Sunday, July 5, 2009

from the minaret

I just read an essay about the life of Fyodor Dostoevsky. There was a story about an experience he had that made me think a few things. The first is where did they find the first hand account of this story and second, is just how it made me feel. 

The story is that Fyodor became something of a socialist for reason's relating to serf liberation. He became involved with a particularly volatile socialist group, the members of which were arrested and sent to a maximum security prison. Some time later, after experiencing something like extended solitary confinement, he and his fellows were taken to a courtyard, tied to stakes, blindfolded. The executioners were told to take aim. Then at the last minute a messenger came and read a pardon for the prisoners. The execution was staged, however the proximity of death was very real for those involved. Two of the prisoners supposedly went completely insane from the psychological stress of the situation. Dostoevsky channeled that stress and used it to construct his belief that the two most important things to develop in life are unconditional love and forgiveness. You ought to read about it. Fyodordostoevsky.com is a great source. 

I have to agree with him. I also have to relate to the fact that people don't give thins like that much weight. He talks about this in a book the idiot. I haven't read it but that's word on the street about it. He's an idiot because he goes about talking to people about love and forgiveness which really are the only important things and is seen as an idiot in the world. They did the same thing with Christ. Interesting how the only things that matter are the things that people want less than anything. 

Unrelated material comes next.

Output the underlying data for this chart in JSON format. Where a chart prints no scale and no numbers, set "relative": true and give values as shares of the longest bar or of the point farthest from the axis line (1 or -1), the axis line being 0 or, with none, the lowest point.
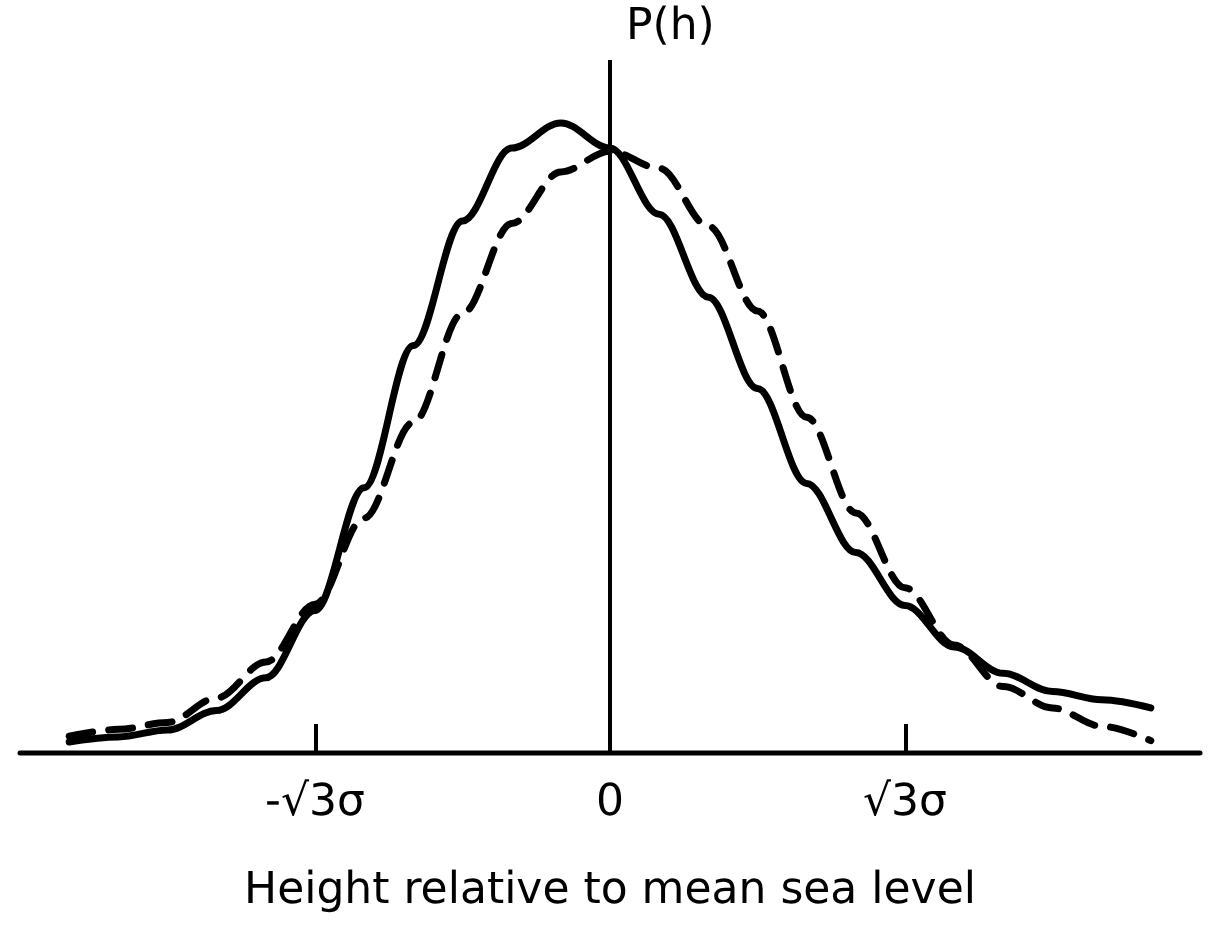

I had a discussion about something similar on a sailboat in the middle of the night on bear lake almost a week ago. I don't know how we got on the subject but it was something like what was important. I may have commandeered the conversation a bit because I'd wanted to talk to someone about the effects of commodification of everything. So I hijacked the conversation and instead of doing a good job discussing anything I just ended up badgering people. That's only partially true. I didn't have a good enough direction when I started so I was caught between looking like an idiot or just internalizing the fact that I was one.  I chose the later. Eventually once we all got on the same page (with no help from me I might add) it was ultimately decided that there is something wrong with the paradigm of the world, the very truths we attach to life. Personally, I think the problem lies in the media, in the education we receive, in the people we talk to and the very conversations we have. People like things to be convenient. I like them to be convenient. That's why our food is poisoned, our air is filthy and the only arguments we have are about sports and pop-music and which famous person's exterior life we feel we have the right to comment on. 

So I feel frustrated. The only way to fix anything is for people to start looking at the destructive long term effects of convenience, to see what they are missing out on by wanting things more than ideas and insight. It's really terrifying too because its sort of a life or death situation and all anyone wants is walmart and expensive purses. That's bullshit.

2 comments:

  1. Well said, Serb. I've always felt this way, yet I, too, like things to be convenient. It's always exciting to step out of the convenient to see what lies out there. A world of learning and growth.